Getting that disjointed and independent market excited about lift-serviced flow would seem a tall order, if not for the second big trend to revolutionize mountain biking in recent years: the rise of urban and suburban pump tracks. A cross between a BMX course and a dirt jump lot that goes heavy on the berms and rollers, a pump track is mountain biking’s equivalent of a skateboard park. Locked into a manageable piece of property—you can build a decent one on a quarter acre—pump tracks develop cornering skills and teach you how to accelerate out of turns and over rollers. Like gravity flow, it’s another way to ride a bike without tapping into huge endurance reservoirs. You simply pump the bike and lay off the brakes. It’s not gravity-fed flow, but it is flow.
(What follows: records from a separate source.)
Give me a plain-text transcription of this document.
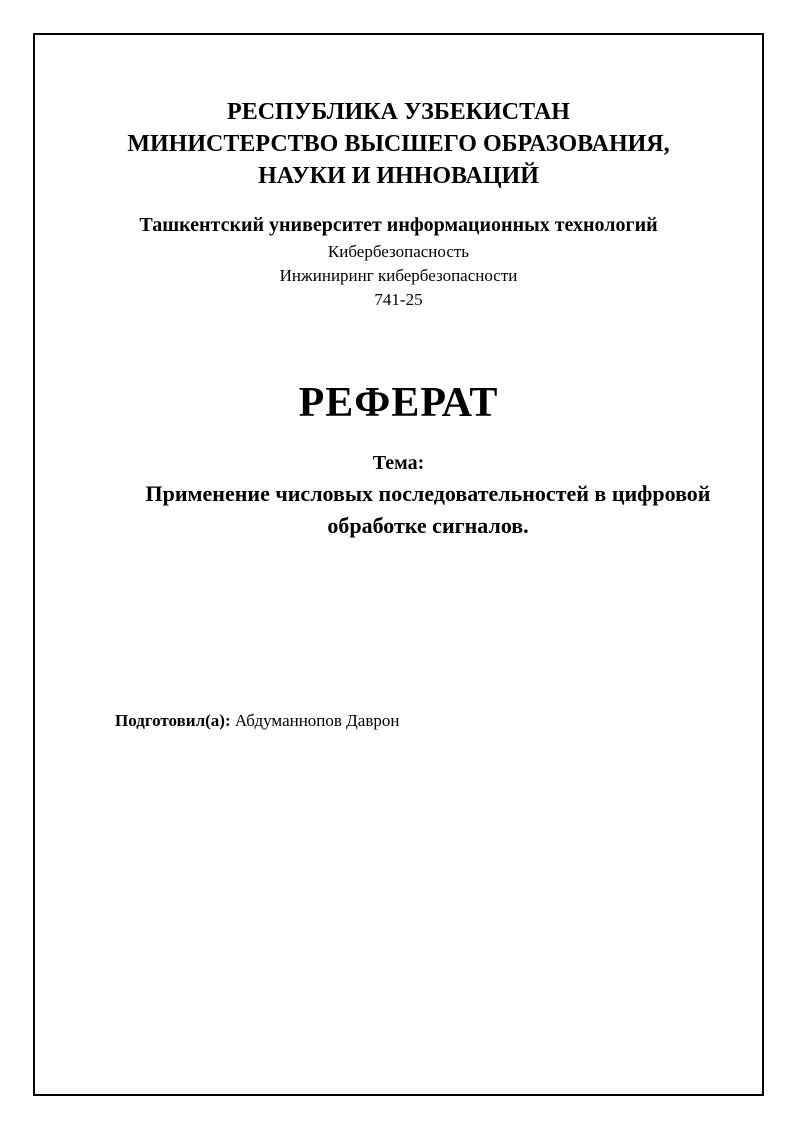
РЕСПУБЛИКА УЗБЕКИСТАН
МИНИСТЕРСТВО ВЫСШЕГО ОБРАЗОВАНИЯ,
НАУКИ И ИННОВАЦИЙ
Ташкентский университет информационных технологий
Кибербезопасность
Инжиниринг кибербезопасности
741-25
РЕФЕРАТ
Тема:
Применение числовых последовательностей в цифровой обработке сигналов.
Подготовил(а): Абдуманнопов Даврон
“In the Whistler Valley on Crown Land [our version of Forest Service land] there are no less than five pump tracks built by neighborhoods,” says Whistler Bike Park’s Finestone. “The endurance and skills you learn on a pump track are directly attributable to a gravity park.” It’s such a good skill builder in fact, that while they’re loved by kids messing around on BMX bikes, many a World Cup downhiller trains on a pump track. Communities like Boulder, Colorado and Ketchum, Idaho that are looking to offer recreation that doesn’t involve yet another expensive pool or lonely tennis court are turning to pump tracks. To date, 50 urban bike parks (most with pump tracks) have been built by communities and clubs in North America (See: Mountain Advocate, last page). Skiing would kill for that type of grassroots base building.
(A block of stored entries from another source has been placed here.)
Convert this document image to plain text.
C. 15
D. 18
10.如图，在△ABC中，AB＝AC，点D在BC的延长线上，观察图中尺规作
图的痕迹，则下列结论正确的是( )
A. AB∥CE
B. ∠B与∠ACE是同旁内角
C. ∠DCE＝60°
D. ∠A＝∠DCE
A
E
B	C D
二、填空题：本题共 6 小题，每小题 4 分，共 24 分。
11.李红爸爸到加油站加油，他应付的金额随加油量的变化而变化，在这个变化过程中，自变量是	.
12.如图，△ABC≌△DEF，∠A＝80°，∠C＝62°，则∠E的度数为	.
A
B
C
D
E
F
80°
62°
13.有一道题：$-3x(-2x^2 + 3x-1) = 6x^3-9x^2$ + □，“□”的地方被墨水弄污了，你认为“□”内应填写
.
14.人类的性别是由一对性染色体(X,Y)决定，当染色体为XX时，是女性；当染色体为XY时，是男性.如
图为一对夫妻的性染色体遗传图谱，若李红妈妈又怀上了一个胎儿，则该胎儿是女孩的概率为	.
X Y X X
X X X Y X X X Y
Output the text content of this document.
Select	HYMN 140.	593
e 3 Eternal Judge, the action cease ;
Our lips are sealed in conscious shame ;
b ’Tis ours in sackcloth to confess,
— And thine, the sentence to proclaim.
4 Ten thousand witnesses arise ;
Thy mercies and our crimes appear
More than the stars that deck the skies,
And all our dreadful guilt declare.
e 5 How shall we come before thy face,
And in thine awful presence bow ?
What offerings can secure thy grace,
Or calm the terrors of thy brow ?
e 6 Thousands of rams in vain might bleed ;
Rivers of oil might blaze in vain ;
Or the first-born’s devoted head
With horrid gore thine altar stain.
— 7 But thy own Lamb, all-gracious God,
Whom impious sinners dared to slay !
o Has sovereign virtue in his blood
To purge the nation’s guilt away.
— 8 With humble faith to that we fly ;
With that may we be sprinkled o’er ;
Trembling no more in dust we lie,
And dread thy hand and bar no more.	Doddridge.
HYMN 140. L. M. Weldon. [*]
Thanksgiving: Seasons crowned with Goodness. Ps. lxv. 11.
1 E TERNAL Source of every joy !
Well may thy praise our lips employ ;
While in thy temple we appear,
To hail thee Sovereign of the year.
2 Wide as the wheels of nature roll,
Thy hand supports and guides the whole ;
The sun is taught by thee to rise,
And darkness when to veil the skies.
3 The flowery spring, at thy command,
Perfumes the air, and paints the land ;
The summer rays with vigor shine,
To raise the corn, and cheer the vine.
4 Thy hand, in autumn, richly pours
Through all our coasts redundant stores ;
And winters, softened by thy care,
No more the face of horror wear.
“All of these feeder parks are going to drive a huge demand for lift-accessed projects,” says Judd de Vall, the former downhiller who left IMBA to start Alpine Bike Parks, a bike park design and installation firm that builds parks for municipalities and resorts. The type of high-end pump tracks that Alpine Bike Park’s team of professional rider/shapers creates is nothing like the backyard experience. “It really is all about flow. Creating that experience, like in winter skiing powder or pillow lines. The goal is to recreate the feeling of carving beautiful turns.”